Tuesday, August 20, 2013

Peachy Pecan Chicken Salad

This peachy keen chicken salad starting out innocently enough. Our Saturday routine has become pretty predictable since having a baby. We take Baby A to the gym and take turns watching him and working out. Then we go to the farmers market together and Kevin heads to the grocery store while I watch the baby and make lunch. I have gotten in the habit of making a huge salad of some sort that we can eat over the course of the weekend. And now that I have mastered the art of homemade mayo (no easy feat, let me tell you), I have been making a lot of chicken and turkey salads.

As I've mentioned, we always have peaches on hand in the summer, so as I was foraging in the refrigerator for chicken salad ingredients I decided to grab a couple peaches. I forgot to mention that most of my chicken salads are made with any and every fruit and veggie I can find in the crisper. So today's lunch turned into a chicken salad with toasted pecans, peaches, cucumbers, carrots, red onion, grapes and some fresh herbs from the garden all mixed together with a dijon mayonnaise. I then topped it with a smattering of fresh from the farmers market blackberries. I just really wanted to use the word "smattering" right there. Don't ask me why.

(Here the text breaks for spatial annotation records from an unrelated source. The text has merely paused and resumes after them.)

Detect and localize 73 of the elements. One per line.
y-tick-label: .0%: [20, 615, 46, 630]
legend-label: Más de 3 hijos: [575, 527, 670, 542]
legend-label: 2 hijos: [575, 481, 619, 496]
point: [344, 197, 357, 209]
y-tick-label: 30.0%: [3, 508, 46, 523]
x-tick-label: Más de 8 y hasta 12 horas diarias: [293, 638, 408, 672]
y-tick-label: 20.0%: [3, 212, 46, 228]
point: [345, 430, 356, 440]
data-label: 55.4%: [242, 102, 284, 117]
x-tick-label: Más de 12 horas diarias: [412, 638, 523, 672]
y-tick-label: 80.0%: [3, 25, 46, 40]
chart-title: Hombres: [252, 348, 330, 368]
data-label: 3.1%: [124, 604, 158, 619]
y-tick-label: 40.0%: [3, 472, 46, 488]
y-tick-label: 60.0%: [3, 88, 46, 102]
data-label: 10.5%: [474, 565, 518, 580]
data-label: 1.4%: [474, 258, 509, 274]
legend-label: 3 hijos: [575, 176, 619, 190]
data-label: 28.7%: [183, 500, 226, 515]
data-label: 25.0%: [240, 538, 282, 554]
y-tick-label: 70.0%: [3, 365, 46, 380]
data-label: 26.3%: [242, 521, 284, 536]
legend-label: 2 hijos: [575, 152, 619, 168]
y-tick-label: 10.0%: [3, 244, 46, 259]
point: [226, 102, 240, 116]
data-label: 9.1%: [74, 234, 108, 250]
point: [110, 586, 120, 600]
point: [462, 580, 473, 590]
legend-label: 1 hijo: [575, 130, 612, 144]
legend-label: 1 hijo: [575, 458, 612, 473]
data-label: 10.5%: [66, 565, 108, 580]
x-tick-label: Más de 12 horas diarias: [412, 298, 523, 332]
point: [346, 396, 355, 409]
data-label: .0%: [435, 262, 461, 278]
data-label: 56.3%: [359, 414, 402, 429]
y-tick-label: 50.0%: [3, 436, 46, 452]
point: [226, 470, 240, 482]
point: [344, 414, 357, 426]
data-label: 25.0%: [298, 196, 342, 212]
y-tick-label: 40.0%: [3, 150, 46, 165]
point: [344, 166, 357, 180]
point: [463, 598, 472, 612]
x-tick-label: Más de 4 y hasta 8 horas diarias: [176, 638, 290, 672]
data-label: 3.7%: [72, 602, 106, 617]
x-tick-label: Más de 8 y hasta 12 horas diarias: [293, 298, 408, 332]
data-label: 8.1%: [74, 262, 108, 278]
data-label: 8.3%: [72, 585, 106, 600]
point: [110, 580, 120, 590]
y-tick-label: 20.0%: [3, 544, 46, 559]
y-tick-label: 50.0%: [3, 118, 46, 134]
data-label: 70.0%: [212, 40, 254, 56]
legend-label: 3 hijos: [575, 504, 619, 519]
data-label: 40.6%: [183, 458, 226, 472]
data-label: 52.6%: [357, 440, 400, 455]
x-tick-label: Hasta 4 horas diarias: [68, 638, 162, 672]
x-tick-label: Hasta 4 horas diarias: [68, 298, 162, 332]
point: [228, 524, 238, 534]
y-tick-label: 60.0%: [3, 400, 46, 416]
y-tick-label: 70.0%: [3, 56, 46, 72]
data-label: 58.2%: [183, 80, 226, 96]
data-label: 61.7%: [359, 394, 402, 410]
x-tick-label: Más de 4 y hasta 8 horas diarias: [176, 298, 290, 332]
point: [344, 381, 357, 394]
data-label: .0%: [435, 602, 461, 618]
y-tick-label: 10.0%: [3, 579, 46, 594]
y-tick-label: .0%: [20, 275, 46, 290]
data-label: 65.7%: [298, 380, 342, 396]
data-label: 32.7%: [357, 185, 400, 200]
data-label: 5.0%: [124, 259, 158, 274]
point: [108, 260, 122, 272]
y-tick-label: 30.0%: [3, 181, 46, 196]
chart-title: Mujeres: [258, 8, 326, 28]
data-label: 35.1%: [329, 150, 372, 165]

This one was a HUGE hit in our house. It was sweet, but not too sweet, and there were lots and lots of veggies in there and a good serving of protein from the chicken. A perfect post-workout lunch! We served this over a bed of spinach and shredded cabbage, but you can use whatever greens you have on hand. This made four big lunch servings for us. If you used it as a side dish, it would be closer to six servings, making it a great dish for a summer potluck or picnic!

Peachy Pecan Chicken Salad
Serves: 4 to 6
Time: 20 Minutes

For the dijon mayo:
1 Egg yolk, room temperature
1 tsp dijon Mustard
1 tbsp Lemon juice
Dash of salt and pepper
1/4 cup olive oil
1/4 cup coconut oil, melted

For the salad:
1 cup pecans
2 cups cold, shredded chicken
2 peaches, diced
1 medium cucumber, diced
2 medium carrots, shredded
1 small red onion, diced
1 cup grapes, halved
1 tbsp fresh mint, chopped
1 tbsp fresh basil, chopped

For the dijon mayo:
Add egg yolk, mustard, lemon juice, salt and pepper to a blender. Blend on low until well combined.

Very slowly add the olive oil while still blending on a low setting. Start just drop by drop adding the oil and as you go you can start pouring faster ONLY after it emulsifies.

Once the olive oil as been added, the mayonnaise should be a thick consistency. Add the coconut oil, while still blending on a low setting. You can pour the coconut oil in more quickly.

Continue blending until all of the oil has been combined and you have a nice, thick mayonnaise.

For the salad:
Preheat oven to 350F.

Spread pecans evenly over a baking sheet. Toast in oven for five minutes. Remove from oven and let cool while you assemble the remaining ingredients and make the mayonnaise.

Add chicken, peaches, cucumber, carrots, red onion, grapes and herbs to a large bowl.

Stir in mayonnaise until everything is evenly coated.

Top with fresh blackberries and serve over your choice of greens.